Les corps obèses qui se promènent, le mauvais croissant, les affiches du spectacle d'un frank sinatra inconnu, et les tables de black jack me rappellent que non, je ne suis pas à Paris. Et pourtant c'est bluffant. Tout y est ou presque. Je peux même dire, à contre coeur, que c'est réussi.

« Nooooooon rien de rien, nooooooooon je ne regrette rien » résonne pour la quatrième fois dans les rues de Paris, berce les quelques retraités qui espèrent le jackpot aux machines à sous, et se mélange au son des pièces qui tombent - même si il n'y a plus de pièces, mais des cartes magnétiques.

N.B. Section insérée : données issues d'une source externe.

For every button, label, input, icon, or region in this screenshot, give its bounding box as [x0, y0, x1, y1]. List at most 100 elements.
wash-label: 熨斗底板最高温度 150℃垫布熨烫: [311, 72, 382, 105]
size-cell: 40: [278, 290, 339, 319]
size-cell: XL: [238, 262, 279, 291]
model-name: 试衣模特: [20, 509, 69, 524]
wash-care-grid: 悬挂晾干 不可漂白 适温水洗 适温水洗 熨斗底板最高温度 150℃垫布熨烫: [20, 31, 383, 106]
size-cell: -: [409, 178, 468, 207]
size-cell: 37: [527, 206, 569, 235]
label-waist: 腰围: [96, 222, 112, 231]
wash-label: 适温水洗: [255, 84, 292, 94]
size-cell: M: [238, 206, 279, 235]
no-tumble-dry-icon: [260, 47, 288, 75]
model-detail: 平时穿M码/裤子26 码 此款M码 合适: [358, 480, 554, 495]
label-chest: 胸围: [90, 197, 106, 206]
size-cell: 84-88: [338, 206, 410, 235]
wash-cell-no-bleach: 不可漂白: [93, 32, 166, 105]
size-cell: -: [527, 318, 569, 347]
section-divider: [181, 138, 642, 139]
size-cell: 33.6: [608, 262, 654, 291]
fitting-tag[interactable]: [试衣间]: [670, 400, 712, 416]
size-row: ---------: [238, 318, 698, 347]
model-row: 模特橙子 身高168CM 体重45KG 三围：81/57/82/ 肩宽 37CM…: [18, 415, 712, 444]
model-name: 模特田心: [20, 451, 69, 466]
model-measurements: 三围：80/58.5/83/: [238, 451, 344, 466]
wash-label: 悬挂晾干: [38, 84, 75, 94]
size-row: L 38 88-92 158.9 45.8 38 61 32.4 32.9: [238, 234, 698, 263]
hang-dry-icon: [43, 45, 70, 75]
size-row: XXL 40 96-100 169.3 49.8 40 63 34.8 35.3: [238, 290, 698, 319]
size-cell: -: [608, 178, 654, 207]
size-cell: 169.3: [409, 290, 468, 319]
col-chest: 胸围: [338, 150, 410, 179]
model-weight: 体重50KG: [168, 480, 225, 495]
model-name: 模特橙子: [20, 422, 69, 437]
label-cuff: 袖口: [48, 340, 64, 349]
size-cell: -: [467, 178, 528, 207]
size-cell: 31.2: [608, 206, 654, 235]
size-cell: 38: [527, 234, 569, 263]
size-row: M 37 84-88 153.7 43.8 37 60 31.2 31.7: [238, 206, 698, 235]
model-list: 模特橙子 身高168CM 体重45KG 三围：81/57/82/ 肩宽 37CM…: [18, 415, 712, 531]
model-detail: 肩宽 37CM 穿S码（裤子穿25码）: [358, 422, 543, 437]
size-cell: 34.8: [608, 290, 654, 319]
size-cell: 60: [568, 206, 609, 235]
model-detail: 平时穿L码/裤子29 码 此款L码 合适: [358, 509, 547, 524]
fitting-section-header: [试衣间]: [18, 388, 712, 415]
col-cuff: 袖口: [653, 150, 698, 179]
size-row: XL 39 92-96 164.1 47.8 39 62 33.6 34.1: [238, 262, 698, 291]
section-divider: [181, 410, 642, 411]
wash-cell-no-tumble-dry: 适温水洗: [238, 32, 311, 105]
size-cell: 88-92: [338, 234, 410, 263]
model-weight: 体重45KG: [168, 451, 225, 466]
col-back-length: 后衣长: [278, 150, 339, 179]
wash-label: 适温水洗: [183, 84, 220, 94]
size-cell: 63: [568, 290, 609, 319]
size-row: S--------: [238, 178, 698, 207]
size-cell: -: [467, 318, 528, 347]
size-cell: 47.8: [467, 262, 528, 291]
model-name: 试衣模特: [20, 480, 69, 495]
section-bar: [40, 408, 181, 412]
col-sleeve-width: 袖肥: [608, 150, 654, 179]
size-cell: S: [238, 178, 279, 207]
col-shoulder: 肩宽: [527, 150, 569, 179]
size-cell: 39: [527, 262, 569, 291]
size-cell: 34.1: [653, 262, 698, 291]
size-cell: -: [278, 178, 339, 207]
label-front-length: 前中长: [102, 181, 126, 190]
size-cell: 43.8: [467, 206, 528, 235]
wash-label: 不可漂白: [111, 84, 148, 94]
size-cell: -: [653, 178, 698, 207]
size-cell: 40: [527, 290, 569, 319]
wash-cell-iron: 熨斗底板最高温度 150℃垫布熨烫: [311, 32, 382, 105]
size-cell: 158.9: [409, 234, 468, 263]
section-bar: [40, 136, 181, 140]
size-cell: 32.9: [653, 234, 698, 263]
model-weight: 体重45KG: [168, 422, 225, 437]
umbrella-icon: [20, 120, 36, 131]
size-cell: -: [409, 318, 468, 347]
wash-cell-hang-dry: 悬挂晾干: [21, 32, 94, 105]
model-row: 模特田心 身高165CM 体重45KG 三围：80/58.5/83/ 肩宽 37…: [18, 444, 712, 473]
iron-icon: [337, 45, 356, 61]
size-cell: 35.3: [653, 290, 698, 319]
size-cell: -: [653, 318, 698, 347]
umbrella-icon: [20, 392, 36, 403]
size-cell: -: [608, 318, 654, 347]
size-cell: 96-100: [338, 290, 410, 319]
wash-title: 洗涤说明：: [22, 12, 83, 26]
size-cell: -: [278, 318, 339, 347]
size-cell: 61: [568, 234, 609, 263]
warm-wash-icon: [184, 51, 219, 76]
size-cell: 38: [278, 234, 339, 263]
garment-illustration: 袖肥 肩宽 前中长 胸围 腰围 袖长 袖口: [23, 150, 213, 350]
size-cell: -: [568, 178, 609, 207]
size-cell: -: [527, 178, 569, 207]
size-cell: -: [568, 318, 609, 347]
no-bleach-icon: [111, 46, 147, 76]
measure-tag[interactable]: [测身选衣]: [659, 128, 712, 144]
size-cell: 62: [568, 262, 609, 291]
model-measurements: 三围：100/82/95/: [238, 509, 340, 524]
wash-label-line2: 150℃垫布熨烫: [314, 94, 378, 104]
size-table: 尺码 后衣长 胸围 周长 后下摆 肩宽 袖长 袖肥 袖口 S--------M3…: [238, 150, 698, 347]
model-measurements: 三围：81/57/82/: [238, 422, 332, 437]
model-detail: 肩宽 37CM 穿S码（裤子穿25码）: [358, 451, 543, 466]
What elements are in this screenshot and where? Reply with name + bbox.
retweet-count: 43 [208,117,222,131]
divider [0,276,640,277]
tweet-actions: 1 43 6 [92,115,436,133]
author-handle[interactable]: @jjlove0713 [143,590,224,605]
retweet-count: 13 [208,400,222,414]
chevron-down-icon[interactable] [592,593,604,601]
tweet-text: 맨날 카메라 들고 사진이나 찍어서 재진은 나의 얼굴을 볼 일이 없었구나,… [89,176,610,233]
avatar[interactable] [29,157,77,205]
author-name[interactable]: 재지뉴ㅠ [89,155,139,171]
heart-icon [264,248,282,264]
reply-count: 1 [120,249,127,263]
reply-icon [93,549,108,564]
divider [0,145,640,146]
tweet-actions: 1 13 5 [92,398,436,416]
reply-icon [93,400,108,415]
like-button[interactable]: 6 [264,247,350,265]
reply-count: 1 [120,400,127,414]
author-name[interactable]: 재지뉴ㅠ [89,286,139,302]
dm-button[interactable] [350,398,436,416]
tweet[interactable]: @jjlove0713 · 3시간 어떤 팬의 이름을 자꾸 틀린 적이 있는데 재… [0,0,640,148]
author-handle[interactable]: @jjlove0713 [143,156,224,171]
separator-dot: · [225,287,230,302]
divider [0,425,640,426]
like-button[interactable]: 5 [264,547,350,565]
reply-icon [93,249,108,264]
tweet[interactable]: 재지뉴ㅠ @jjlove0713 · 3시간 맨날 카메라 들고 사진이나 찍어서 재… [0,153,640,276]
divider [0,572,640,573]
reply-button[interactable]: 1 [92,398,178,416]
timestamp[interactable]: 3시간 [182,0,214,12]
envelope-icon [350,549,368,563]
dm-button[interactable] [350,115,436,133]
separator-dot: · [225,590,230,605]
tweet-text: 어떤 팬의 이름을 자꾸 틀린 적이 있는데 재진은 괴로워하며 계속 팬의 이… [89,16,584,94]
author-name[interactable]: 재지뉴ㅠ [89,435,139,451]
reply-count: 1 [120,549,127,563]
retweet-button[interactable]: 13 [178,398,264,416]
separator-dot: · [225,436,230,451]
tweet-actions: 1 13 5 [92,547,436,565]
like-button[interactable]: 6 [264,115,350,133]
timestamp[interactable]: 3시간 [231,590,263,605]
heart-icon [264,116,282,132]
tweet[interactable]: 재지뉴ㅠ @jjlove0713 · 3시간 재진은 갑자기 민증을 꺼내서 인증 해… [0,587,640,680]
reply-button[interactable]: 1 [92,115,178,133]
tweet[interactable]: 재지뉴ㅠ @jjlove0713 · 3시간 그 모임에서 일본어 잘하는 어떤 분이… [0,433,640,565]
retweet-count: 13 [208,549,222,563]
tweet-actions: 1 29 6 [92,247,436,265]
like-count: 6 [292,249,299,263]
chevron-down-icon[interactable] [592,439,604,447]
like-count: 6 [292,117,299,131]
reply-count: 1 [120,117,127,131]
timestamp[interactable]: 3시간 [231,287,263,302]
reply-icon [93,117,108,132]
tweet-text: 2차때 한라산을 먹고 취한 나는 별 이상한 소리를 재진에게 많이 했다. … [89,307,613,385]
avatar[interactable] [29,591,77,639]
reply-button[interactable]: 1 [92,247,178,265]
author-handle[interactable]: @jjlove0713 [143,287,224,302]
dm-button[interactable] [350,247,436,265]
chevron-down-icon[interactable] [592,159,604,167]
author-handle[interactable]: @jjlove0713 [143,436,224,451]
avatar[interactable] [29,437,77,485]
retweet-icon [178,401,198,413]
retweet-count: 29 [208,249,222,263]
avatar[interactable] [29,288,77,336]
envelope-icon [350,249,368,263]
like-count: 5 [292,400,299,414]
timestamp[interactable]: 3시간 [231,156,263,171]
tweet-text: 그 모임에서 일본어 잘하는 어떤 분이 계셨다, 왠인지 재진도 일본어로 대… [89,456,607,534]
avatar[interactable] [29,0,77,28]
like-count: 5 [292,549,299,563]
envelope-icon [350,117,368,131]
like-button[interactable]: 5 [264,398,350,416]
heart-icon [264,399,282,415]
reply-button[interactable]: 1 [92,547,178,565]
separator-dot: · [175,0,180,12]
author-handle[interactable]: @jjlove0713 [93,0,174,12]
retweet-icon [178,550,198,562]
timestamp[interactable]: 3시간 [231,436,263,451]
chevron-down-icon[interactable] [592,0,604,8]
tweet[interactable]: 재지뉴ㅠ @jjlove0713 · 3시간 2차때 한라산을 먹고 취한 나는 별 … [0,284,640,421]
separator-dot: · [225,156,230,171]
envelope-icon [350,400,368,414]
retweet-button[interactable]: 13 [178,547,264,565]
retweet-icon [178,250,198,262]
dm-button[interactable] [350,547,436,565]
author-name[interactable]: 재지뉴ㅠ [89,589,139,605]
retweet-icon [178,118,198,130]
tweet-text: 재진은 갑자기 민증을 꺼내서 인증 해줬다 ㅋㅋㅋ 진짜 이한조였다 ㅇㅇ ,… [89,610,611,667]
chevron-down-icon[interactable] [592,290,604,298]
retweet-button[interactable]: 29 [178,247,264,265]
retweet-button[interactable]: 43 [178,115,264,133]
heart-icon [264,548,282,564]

Je m'applique sur chaque photo à mettre en scène toutes les références parisiennes sans oublier le détail qui tue, petit drapeau américain par ci, limousine par là.

À l'entrée de Paris j'aborde Andrea qui fume sa cigarette. Son visage, sa manucure française, son grand mug de café et sa mini jupe un peu vulgaire, contrastent avec le décors. Je lui propose de la prendre en photo devant l'Arc de Triomphe, sans vraiment lui expliquer que pour moi cette photo sera quelque peu surréaliste. Andréa travaille à Paris depuis deux ans maintenant comme vendeuse dans une joaillerie. Ce n'est pas la place Vendôme, mais la propriétaire de la boutique accepte qu'Andréa prolonge sa pause de quelques minutes. À présent adossée sur un poteau couleur vert bouteille faussement délavé par la pluie, Andréa pose pour moi sous les regards du portier et du groom. Entre quelques rires complices et gênés, j'ai finalement ma shot, naturelle, et je sais qu'Andréa est flattée d'avoir été l'espace de quelques instants la vedette de mon film « Une américaine à Paris ».

Le panini est dégueulasse et je commence à être écoeuré par la fumée de cigarette qui enveloppe le décors à l'intérieur de Paris. Bien sûr que l'on peut fumer à Paris. J'imagine qu'on peut même fumer à New York. Il est 15h à Paris, mais 23h à Paris. J'ai fait le tour des lieux et pris plus de 400 photos.

Je n'aurai pas le temps de visiter d'autres villes ou d'autres pays. Je dois trouver un parking longue durée et y laisser ma voiture pour au moins un mois. Le billet que j'ai acheté pour Guadalajara est un vol aller simple. Sur place au Mexique je pourrais dire, ma voiture est à Vegas. La classe.